第三个关键证物是那个快递单,这是嫌疑人亲手填写的快递单,上面遗留的字体可以透露很多信息。
快递单上的字体被送往专门做笔记分析的专家手里,很快一个心理画像被够了出来:
这是一个男性年轻人,年龄介于22岁到27岁之间,生活相对简单,没有过于复杂的社会关系,此人社会阅历不强,也许是在校学生或者从事不会与人频繁接触的岗位;此人性格偏内向,不善交际,类似于技术人员性格;此人也许小有成就,笔触间显示出一定的自信心和控制力,对现有的生活比较满意,心中充满希望,他最近情绪比较高昂,也许遇到什么喜事或者正在处在一次成功的恋爱中;如果是后者,也许他的女朋友会比较漂亮,远超他心理预期
一连串的信息汇总起来,特务部需要将所有这些信息综合起来,然后对比所有筛选出来的人,寻找其中可能的嫌疑人。

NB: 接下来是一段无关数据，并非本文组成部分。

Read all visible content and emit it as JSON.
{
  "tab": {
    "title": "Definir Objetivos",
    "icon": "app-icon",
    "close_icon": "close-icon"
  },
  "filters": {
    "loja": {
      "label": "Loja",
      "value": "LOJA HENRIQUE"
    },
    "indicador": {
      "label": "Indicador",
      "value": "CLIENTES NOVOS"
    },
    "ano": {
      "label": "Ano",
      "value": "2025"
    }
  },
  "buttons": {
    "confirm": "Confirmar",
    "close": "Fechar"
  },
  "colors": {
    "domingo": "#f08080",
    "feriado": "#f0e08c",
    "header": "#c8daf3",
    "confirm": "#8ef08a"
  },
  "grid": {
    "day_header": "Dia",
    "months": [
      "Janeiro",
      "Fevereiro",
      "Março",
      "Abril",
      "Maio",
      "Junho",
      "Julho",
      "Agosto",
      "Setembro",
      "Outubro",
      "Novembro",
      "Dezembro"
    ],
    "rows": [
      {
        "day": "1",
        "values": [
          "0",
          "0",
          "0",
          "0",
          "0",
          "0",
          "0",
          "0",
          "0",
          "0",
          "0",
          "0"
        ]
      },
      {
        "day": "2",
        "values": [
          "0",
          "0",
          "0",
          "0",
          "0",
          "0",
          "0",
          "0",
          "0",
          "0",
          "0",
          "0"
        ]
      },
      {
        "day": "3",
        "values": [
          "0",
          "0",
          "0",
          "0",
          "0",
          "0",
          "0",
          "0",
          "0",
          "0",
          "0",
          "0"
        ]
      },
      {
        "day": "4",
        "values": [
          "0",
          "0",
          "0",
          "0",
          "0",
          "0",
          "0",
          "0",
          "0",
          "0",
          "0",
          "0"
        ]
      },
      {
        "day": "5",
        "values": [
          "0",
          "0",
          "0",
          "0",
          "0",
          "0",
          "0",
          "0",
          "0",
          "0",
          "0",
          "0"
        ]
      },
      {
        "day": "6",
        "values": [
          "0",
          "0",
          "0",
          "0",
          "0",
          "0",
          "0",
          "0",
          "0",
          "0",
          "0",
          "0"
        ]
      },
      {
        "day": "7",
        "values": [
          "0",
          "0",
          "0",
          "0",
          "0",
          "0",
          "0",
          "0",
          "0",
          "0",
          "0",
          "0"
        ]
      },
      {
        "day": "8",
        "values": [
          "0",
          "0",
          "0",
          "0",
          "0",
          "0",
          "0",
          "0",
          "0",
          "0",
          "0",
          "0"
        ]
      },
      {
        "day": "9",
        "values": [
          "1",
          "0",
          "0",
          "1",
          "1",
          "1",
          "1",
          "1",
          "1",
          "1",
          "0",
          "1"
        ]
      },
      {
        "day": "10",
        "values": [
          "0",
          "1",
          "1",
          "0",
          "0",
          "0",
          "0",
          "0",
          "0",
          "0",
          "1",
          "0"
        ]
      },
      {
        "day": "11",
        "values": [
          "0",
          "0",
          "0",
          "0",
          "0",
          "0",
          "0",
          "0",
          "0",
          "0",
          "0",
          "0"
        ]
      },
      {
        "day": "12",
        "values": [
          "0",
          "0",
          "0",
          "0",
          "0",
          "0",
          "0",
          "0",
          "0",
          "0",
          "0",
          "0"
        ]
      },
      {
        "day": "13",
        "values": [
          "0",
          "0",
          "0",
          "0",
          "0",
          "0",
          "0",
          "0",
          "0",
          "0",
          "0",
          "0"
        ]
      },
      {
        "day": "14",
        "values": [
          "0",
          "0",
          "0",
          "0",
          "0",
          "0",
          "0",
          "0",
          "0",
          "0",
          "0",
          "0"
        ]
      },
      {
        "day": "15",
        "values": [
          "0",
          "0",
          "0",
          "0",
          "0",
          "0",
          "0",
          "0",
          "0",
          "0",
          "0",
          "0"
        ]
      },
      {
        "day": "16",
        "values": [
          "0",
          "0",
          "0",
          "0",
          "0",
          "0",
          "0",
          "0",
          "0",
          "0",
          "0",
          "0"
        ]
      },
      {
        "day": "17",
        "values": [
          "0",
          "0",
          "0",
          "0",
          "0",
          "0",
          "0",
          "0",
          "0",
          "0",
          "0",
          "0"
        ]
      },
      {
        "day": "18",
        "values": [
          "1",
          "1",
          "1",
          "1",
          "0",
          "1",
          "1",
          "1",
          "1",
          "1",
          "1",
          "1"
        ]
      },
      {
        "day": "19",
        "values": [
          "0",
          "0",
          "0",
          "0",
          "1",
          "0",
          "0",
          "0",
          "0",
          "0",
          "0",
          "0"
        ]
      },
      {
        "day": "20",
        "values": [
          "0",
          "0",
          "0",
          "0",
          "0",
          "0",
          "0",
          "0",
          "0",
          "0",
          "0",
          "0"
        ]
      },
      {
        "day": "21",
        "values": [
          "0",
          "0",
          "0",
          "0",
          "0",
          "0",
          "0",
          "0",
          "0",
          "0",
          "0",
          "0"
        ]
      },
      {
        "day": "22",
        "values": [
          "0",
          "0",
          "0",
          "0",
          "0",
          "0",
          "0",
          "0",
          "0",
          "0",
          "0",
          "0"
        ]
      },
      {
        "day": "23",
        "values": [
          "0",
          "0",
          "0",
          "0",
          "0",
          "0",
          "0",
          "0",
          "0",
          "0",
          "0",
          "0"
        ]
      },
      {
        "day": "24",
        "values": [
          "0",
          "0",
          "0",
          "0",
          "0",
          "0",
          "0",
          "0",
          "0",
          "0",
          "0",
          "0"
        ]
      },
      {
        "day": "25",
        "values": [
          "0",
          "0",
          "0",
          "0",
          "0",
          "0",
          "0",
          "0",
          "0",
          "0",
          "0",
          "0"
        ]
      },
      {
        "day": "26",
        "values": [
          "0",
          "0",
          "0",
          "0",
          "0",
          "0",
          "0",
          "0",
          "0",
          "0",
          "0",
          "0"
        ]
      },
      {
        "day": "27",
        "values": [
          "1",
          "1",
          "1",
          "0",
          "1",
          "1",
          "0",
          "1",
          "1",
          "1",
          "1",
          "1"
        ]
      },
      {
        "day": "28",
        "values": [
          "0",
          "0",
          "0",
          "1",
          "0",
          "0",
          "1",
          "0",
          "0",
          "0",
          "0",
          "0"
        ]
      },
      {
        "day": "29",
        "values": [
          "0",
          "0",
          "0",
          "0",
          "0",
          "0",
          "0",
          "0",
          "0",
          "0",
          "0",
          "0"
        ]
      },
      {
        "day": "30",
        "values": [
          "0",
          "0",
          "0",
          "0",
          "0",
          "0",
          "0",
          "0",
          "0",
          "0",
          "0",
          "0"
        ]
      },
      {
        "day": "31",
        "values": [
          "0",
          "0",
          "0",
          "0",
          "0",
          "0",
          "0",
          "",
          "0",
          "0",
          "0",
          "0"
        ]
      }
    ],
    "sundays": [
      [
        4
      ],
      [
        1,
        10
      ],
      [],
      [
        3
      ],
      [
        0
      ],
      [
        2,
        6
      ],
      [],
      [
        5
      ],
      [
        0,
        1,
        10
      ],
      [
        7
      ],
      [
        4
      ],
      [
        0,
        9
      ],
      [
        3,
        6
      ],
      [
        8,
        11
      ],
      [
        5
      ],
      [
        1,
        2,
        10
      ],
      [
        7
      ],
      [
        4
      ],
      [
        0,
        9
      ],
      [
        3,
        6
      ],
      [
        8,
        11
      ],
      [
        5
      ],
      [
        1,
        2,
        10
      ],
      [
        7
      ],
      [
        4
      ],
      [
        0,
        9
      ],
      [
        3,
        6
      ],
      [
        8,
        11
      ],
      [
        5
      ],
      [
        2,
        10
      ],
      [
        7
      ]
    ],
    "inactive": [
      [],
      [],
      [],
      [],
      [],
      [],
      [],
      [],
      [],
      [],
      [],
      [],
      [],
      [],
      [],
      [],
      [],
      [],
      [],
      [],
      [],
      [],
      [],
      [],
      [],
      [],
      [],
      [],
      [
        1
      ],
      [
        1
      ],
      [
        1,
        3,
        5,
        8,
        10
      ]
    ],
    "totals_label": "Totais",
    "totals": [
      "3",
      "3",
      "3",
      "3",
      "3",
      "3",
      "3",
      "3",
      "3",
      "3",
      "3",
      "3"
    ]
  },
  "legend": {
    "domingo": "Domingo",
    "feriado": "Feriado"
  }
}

这时整个特务部感受到巨大的工作量,以及极低的效率,这时刘怀毅不由得开始想念李孟华正在研发的那个大数据系统,如果有了电脑的帮忙,这些工作就是摁几个按钮的事情吧?
这时刘怀毅也明白了,象这种大海捞针一样的案件,手边有一个好用的辅助侦破软件比什么都重要,一个软件往往顶得上数百甚至数千名训练有素的探员,关键它不知疲劳,永远精确,数据之间可以充分比对,比一个个单独的个体探员在信息互通和比较上优势强得太多太多。
现在大数据软件还没开发完成,特务部只能因陋就简,不停的投入人力,就靠人堆吧!
油墨经销商和纸张经销商相关的监控视频反复搜索了几遍,没有找到任何有用的线索,就只剩下dna、心理画像和人物肖像了。
接件地址当地的摸排也有了结果,在认真访问了数千人次之后,有五个人报告见过肖像画上的这个人,或者说这身打扮的人。
这五个人被带回特务部进行深入调查,经过各种仪器测试,以及催眠唤醒记忆,结果发现其中三个人是误报,完全是因为警员语言误导形成的错误记忆。
这种现象是比较常见,有人做过统计,受害者在描述罪犯长相,以及指认罪犯的过程中,错误率往往高达60%以上。
因为人体的大脑记忆带有再加工属性,一个人获得的第一次视觉画面,当这个画面进入人体大脑之后,首先就要被加工一次,然后才能归类存储。